SINGAPORE (THE BUSINESS TIMES) - Singapore Press Holdings (SPH) on Monday (Jan 18) announced that its media business continues to suffer from lower newspaper print advertisement revenue as a result of Covid-19 disruptions for the first quarter to November.
Its purpose-built student accommodation (PBSA) and aged care segments, however, remain resilient.
The media and property group said in a first-quarter business update that print advertisement revenue declined 36 per cent from the year-ago period. The 45.6 per cent year-on-year growth in digital circulation revenue was also partially offset by the 8.1 per cent in digital advertisement revenue.
Still, print advertising remains an important channel for a core group of advertisers to engage their audience, said SPH. The group will therefore continue to "provide innovative solutions" to meet the needs of its advertisers.
Its overall year-to-date circulation was up 1.8 per cent from a year ago, with digital circulation growing 26.5 per cent, largely due to the huge boost from 31,000 subscriptions for news tablets across all the major newspaper titles.
On the PBSA front, SPH said that it has achieved 88 per cent of target revenue for the academic year 2020/2021 as at Jan 8, 2021. This comes as higher education courses commenced in January. Bookings have also begun for the academic year 2021/2022, with 17 per cent of target revenue achieved as at Jan 8, 2021.
It is also tapping its network of more than 28 agents globally to reach out to international students in key markets such as China, India and Cyprus.
In addition, its internal development team has delivered the Student Castle PBSA in Oxford and Brighton successfully, with 515 and 206 beds respectively.
SPH has also taken over the management of five PBSA assets in the first quarter ended Nov 30, 2020, bringing the total assets managed in-house to 13 of the 28.
The remaining assets will be taken over progressively this year and is expected to be completed by Oct 1, 2021. Upon completion, all bookings will be managed under the group's property management system.
The group also said it will continue to ramp up efforts to protect residents from Covid-19 through virus safety measures such as increasing cleaning of all facilities and furniture.
The group's aged care business in Singapore and Japan has seen stable performance. Overall bed occupancy rate at Orange Valley assets stood at 81 per cent as at November 2020. Its assets in Japan have an underlying portfolio occupancy in the high 90s, and the lessees of all five assets continued to pay rent on time, said SPH.
SPH added that it will continue to review a strong pipeline of acquisition targets in a prudent and disciplined approach to develop aged care as an emerging segment post-pandemic.
As at Nov 30, 2020, SPH's weighted average debt to maturity stood at 3.5 years, with a cash balance of $898 million.
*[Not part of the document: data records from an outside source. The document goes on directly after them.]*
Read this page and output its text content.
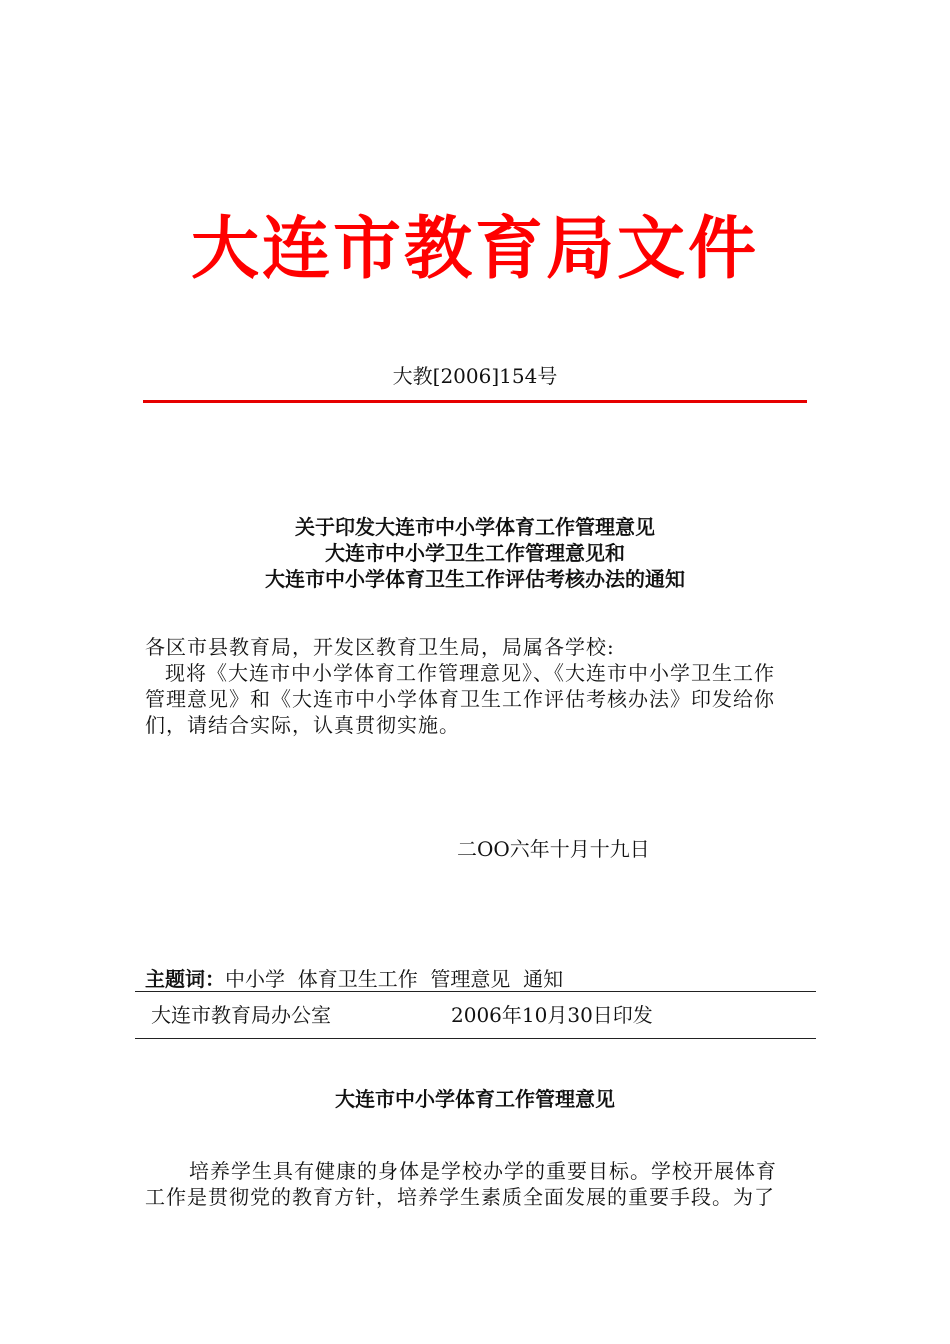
大连市教育局文件
大教[2006]154号
关于印发大连市中小学体育工作管理意见
大连市中小学卫生工作管理意见和
大连市中小学体育卫生工作评估考核办法的通知
各区市县教育局，开发区教育卫生局，局属各学校:
现将《大连市中小学体育工作管理意见》、《大连市中小学卫生工作
管理意见》和《大连市中小学体育卫生工作评估考核办法》印发给你
们，请结合实际，认真贯彻实施。
二OO六年十月十九日
主题词：中小学  体育卫生工作  管理意见  通知
大连市教育局办公室	2006年10月30日印发
大连市中小学体育工作管理意见
培养学生具有健康的身体是学校办学的重要目标。学校开展体育
工作是贯彻党的教育方针，培养学生素质全面发展的重要手段。为了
SPH is currently refinancing Seletar Mall's $300 million term loan through an extension of the existing loan. The loan extension is targeted to commence on Feb 11 for a tenure of three years. This will bring the weighted average debt to maturity up from 3.5 years to 3.8 years.
Last week, SPH Reit declared a first-quarter distribution per unit (DPU) of 1.2 Singapore cents, down from 1.38 Singapore cents the year prior.
The lower DPU, down by 13 per cent year on year, was "in line with the gradual Covid-19 recovery in both Singapore and Australia", said the manager in an interim business update.
Shares of SPH ended Monday flat at $1.22.